Et il accompagna cette plaisanterie d’un gros rire.

«Bah! répondit Danglars, un garçon taillé comme celui-là n’est pas fait pour être malheureux en amour; tu te moques, Caderousse.

– Non pas, reprit celui-ci; écoute plutôt comme il soupire. Allons, allons, Fernand, dit Caderousse, lève le nez et réponds-nous: ce n’est pas aimable de ne pas répondre aux amis qui nous demandent des nouvelles de notre santé.

– Ma santé va bien, dit Fernand crispant ses poings mais sans lever la tête.

– Ah! vois-tu Danglars, dit Caderousse en faisant signe de l’œil à son ami, voici la chose: Fernand, que tu vois, et qui est un bon et brave Catalan, un des meilleurs pêcheurs de Marseille, est amoureux d’une belle fille qu’on appelle Mercédès; mais malheureusement il paraît que la belle fille, de son coté, est amoureuse du second du Pharaon ; et, comme le Pharaon est entré aujourd’hui même dans le port, tu comprends?

– Non, je ne comprends pas, dit Danglars.

– Le pauvre Fernand aura reçu son congé, continua Caderousse.

– Eh bien, après? dit Fernand relevant la tête et regardant Caderousse, en homme qui cherche quelqu’un sur qui faire tomber sa colère; Mercédès ne dépend de personne? n’est-ce pas? et elle est bien libre d’aimer qui elle veut.
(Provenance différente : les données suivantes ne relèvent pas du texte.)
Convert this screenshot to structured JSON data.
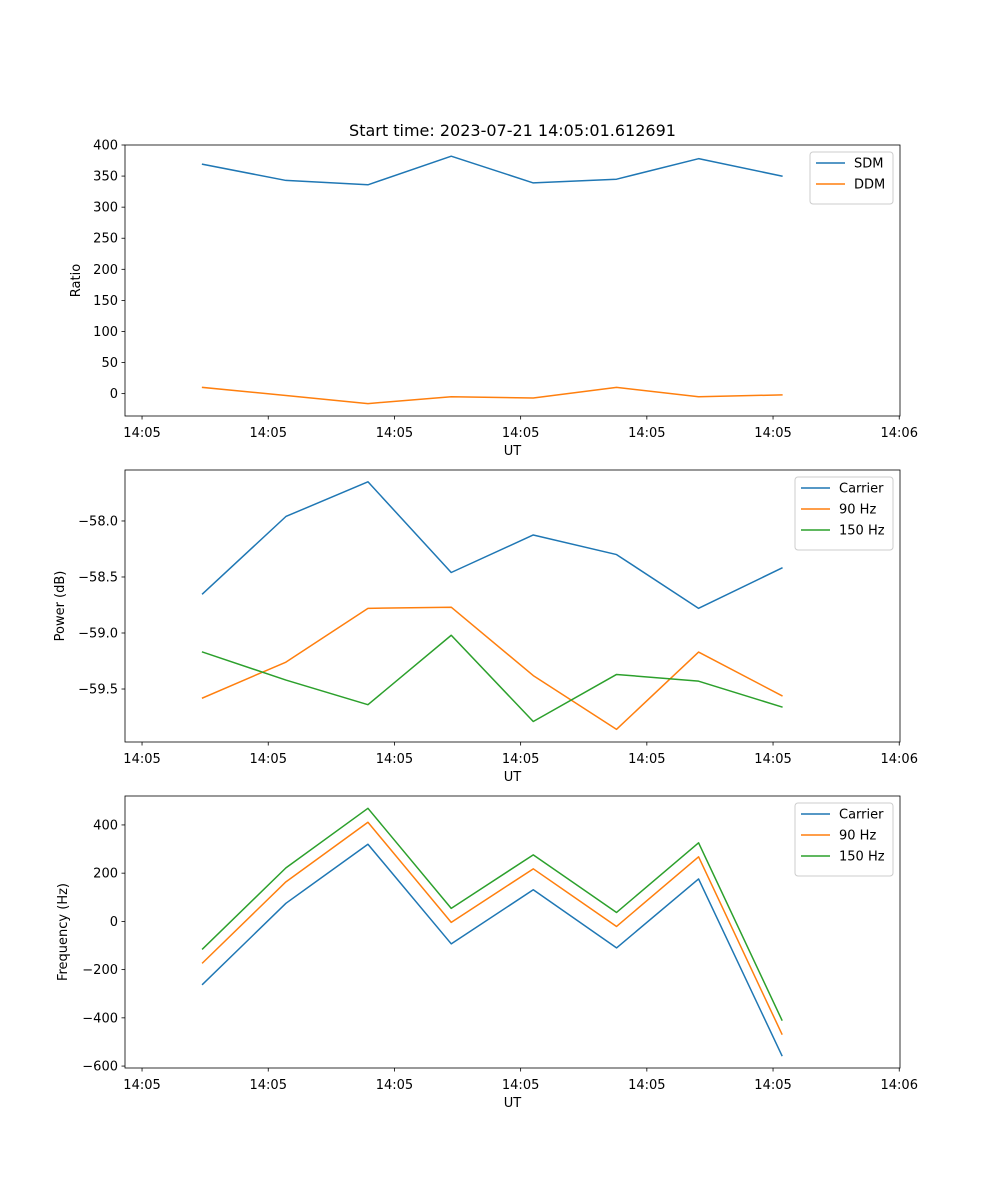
{
  "figure_title": "Start time: 2023-07-21 14:05:01.612691",
  "chart_data": [
    {
      "type": "line",
      "title": "Start time: 2023-07-21 14:05:01.612691",
      "xlabel": "UT",
      "ylabel": "Ratio",
      "x_unit": "seconds after 14:05:00",
      "x": [
        4.8,
        11.4,
        17.9,
        24.5,
        31.0,
        37.6,
        44.1,
        50.7
      ],
      "xlim": [
        -1.35,
        60.06
      ],
      "xticks": [
        0,
        10,
        20,
        30,
        40,
        50,
        60
      ],
      "xtick_labels": [
        "14:05",
        "14:05",
        "14:05",
        "14:05",
        "14:05",
        "14:05",
        "14:06"
      ],
      "ylim": [
        -36,
        400
      ],
      "yticks": [
        0,
        50,
        100,
        150,
        200,
        250,
        300,
        350,
        400
      ],
      "ytick_labels": [
        "0",
        "50",
        "100",
        "150",
        "200",
        "250",
        "300",
        "350",
        "400"
      ],
      "legend_position": "top-right",
      "grid": false,
      "series": [
        {
          "name": "SDM",
          "color": "#1f77b4",
          "values": [
            369,
            343,
            336,
            382,
            339,
            345,
            378,
            350
          ]
        },
        {
          "name": "DDM",
          "color": "#ff7f0e",
          "values": [
            10,
            -3,
            -16,
            -5,
            -7,
            10,
            -5,
            -2
          ]
        }
      ]
    },
    {
      "type": "line",
      "title": "",
      "xlabel": "UT",
      "ylabel": "Power (dB)",
      "x_unit": "seconds after 14:05:00",
      "x": [
        4.8,
        11.4,
        17.9,
        24.5,
        31.0,
        37.6,
        44.1,
        50.7
      ],
      "xlim": [
        -1.35,
        60.06
      ],
      "xticks": [
        0,
        10,
        20,
        30,
        40,
        50,
        60
      ],
      "xtick_labels": [
        "14:05",
        "14:05",
        "14:05",
        "14:05",
        "14:05",
        "14:05",
        "14:06"
      ],
      "ylim": [
        -59.973,
        -57.545
      ],
      "yticks": [
        -58.0,
        -58.5,
        -59.0,
        -59.5
      ],
      "ytick_labels": [
        "−58.0",
        "−58.5",
        "−59.0",
        "−59.5"
      ],
      "legend_position": "top-right",
      "grid": false,
      "series": [
        {
          "name": "Carrier",
          "color": "#1f77b4",
          "values": [
            -58.65,
            -57.96,
            -57.65,
            -58.46,
            -58.125,
            -58.3,
            -58.78,
            -58.42
          ]
        },
        {
          "name": "90 Hz",
          "color": "#ff7f0e",
          "values": [
            -59.58,
            -59.26,
            -58.78,
            -58.77,
            -59.38,
            -59.86,
            -59.17,
            -59.56
          ]
        },
        {
          "name": "150 Hz",
          "color": "#2ca02c",
          "values": [
            -59.17,
            -59.42,
            -59.64,
            -59.02,
            -59.79,
            -59.37,
            -59.43,
            -59.66
          ]
        }
      ]
    },
    {
      "type": "line",
      "title": "",
      "xlabel": "UT",
      "ylabel": "Frequency (Hz)",
      "x_unit": "seconds after 14:05:00",
      "x": [
        4.8,
        11.4,
        17.9,
        24.5,
        31.0,
        37.6,
        44.1,
        50.7
      ],
      "xlim": [
        -1.35,
        60.06
      ],
      "xticks": [
        0,
        10,
        20,
        30,
        40,
        50,
        60
      ],
      "xtick_labels": [
        "14:05",
        "14:05",
        "14:05",
        "14:05",
        "14:05",
        "14:05",
        "14:06"
      ],
      "ylim": [
        -608,
        520
      ],
      "yticks": [
        400,
        200,
        0,
        -200,
        -400,
        -600
      ],
      "ytick_labels": [
        "400",
        "200",
        "0",
        "−200",
        "−400",
        "−600"
      ],
      "legend_position": "top-right",
      "grid": false,
      "series": [
        {
          "name": "Carrier",
          "color": "#1f77b4",
          "values": [
            -261,
            75,
            320,
            -93,
            131,
            -110,
            176,
            -556
          ]
        },
        {
          "name": "90 Hz",
          "color": "#ff7f0e",
          "values": [
            -172,
            164,
            411,
            -4,
            218,
            -21,
            268,
            -467
          ]
        },
        {
          "name": "150 Hz",
          "color": "#2ca02c",
          "values": [
            -114,
            222,
            469,
            54,
            276,
            37,
            326,
            -409
          ]
        }
      ]
    }
  ]
}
– Ah! si tu le prends ainsi, dit Caderousse, c’est autre chose! Moi, je te croyais un Catalan; et l’on m’avait dit que les Catalans n’étaient pas hommes à se laisser supplanter par un rival; on avait même ajouté que Fernand surtout était terrible dans sa vengeance.»

Fernand sourit avec pitié.

«Un amoureux n’est jamais terrible, dit-il.
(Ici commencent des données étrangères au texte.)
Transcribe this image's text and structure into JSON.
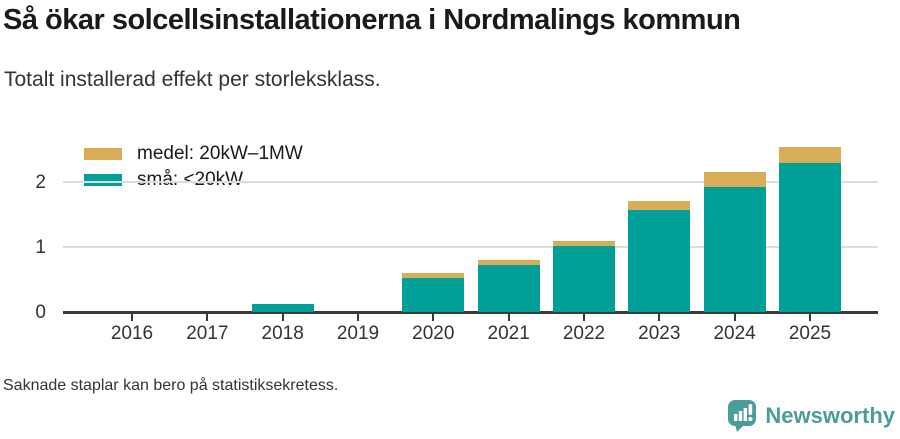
{
  "header": {
    "title": "Så ökar solcellsinstallationerna i Nordmalings kommun",
    "subtitle": "Totalt installerad effekt per storleksklass."
  },
  "legend": {
    "items": [
      {
        "label": "medel: 20kW–1MW",
        "color": "#D9AD58"
      },
      {
        "label": "små: <20kW",
        "color": "#00A098"
      }
    ]
  },
  "chart_data": {
    "type": "bar",
    "stacked": true,
    "title": "Så ökar solcellsinstallationerna i Nordmalings kommun",
    "subtitle": "Totalt installerad effekt per storleksklass.",
    "categories": [
      "2016",
      "2017",
      "2018",
      "2019",
      "2020",
      "2021",
      "2022",
      "2023",
      "2024",
      "2025"
    ],
    "series": [
      {
        "name": "små: <20kW",
        "color": "#00A098",
        "values": [
          0,
          0,
          0.12,
          0,
          0.53,
          0.73,
          1.02,
          1.57,
          1.93,
          2.29
        ]
      },
      {
        "name": "medel: 20kW–1MW",
        "color": "#D9AD58",
        "values": [
          0,
          0,
          0,
          0,
          0.07,
          0.07,
          0.07,
          0.14,
          0.23,
          0.25
        ]
      }
    ],
    "xlabel": "",
    "ylabel": "",
    "yticks": [
      0,
      1,
      2
    ],
    "ylim": [
      0,
      2.8
    ],
    "grid": "horizontal",
    "legend_position": "top-left",
    "missing_bars": [
      "2016",
      "2017",
      "2019"
    ]
  },
  "footer": {
    "note": "Saknade staplar kan bero på statistiksekretess."
  },
  "branding": {
    "name": "Newsworthy",
    "color": "#4A9D99",
    "icon": "bar-chart-speech-bubble-icon"
  }
}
– Le pauvre garçon! reprit Danglars feignant de plaindre le jeune homme du plus profond de son cœur. Que veux-tu? il ne s’attendait pas à voir revenir ainsi Dantès tout à coup; il le croyait peut-être mort, infidèle, qui sait? Ces choses-là sont d’autant plus sensibles qu’elles nous arrivent tout à coup.
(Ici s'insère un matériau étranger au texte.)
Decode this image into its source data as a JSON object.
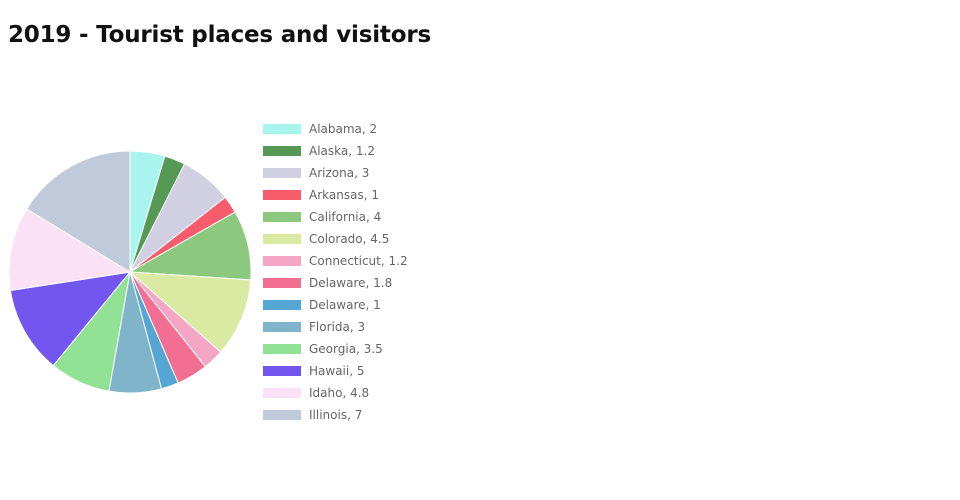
{
  "chart_data": {
    "type": "pie",
    "title": "2019 - Tourist places and visitors",
    "legend_position": "right",
    "slices": [
      {
        "label": "Alabama",
        "value": 2,
        "color": "#a8f5f0"
      },
      {
        "label": "Alaska",
        "value": 1.2,
        "color": "#559955"
      },
      {
        "label": "Arizona",
        "value": 3,
        "color": "#d0d0e2"
      },
      {
        "label": "Arkansas",
        "value": 1,
        "color": "#f65c6c"
      },
      {
        "label": "California",
        "value": 4,
        "color": "#8cc97f"
      },
      {
        "label": "Colorado",
        "value": 4.5,
        "color": "#dbeaa3"
      },
      {
        "label": "Connecticut",
        "value": 1.2,
        "color": "#f4a6c4"
      },
      {
        "label": "Delaware",
        "value": 1.8,
        "color": "#f36e93"
      },
      {
        "label": "Delaware",
        "value": 1,
        "color": "#55a6d4"
      },
      {
        "label": "Florida",
        "value": 3,
        "color": "#7fb4cb"
      },
      {
        "label": "Georgia",
        "value": 3.5,
        "color": "#92e295"
      },
      {
        "label": "Hawaii",
        "value": 5,
        "color": "#7355ef"
      },
      {
        "label": "Idaho",
        "value": 4.8,
        "color": "#fbe1f5"
      },
      {
        "label": "Illinois",
        "value": 7,
        "color": "#c1cadb"
      }
    ]
  }
}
– Ah! ma foi, dans tous les cas, dit Caderousse qui buvait tout en parlant et sur lequel le vin fumeux de La Malgue commençait à faire son effet, dans tous les cas, Fernand n’est pas le seul que l’heureuse arrivée de Dantès contrarie, n’est-ce pas, Danglars?

– Non, tu dis vrai, et j’oserais presque dire que cela lui portera malheur.

– Mais n’importe, reprit Caderousse en versant un verre de vin à Fernand, et en remplissant pour la huitième ou dixième fois son propre verre tandis que Danglars avait à peine effleuré le sien; n’importe, en attendant il épouse Mercédès, la belle Mercédès; il revient pour cela, du moins.»

Pendant ce temps, Danglars enveloppait d’un regard perçant le jeune homme, sur le cœur duquel les paroles de Caderousse tombaient comme du plomb fondu.

«Et à quand la noce? demanda-t-il.

– Oh! elle n’est pas encore faite! murmura Fernand.

– Non, mais elle se fera, dit Caderousse, aussi vrai que Dantès sera le capitaine du Pharaon, n’est-ce pas, Danglars?»

Danglars tressaillit à cette atteinte inattendue, et se retourna vers Caderousse, dont à son tour il étudia le visage pour voir si le coup était prémédité; mais il ne lut rien que l’envie sur ce visage déjà presque hébété par l’ivresse.

«Eh bien, dit-il en remplissant les verres, buvons donc au capitaine Edmond Dantès, mari de la belle Catalane!»

Caderousse porta son verre à sa bouche d’une main alourdie et l’avala d’un trait. Fernand prit le sien et le brisa contre terre.

«Eh! eh! eh! dit Caderousse, qu’aperçois-je donc là-bas, au haut de la butte, dans la direction des Catalans? Regarde donc, Fernand, tu as meilleure vue que moi; je crois que je commence à voir trouble, et, tu le sais, le vin est un traître: on dirait deux amants qui marchent côte à côte et la main dans la main. Dieu me pardonne! ils ne se doutent pas que nous les voyons, et les voilà qui s’embrassent!»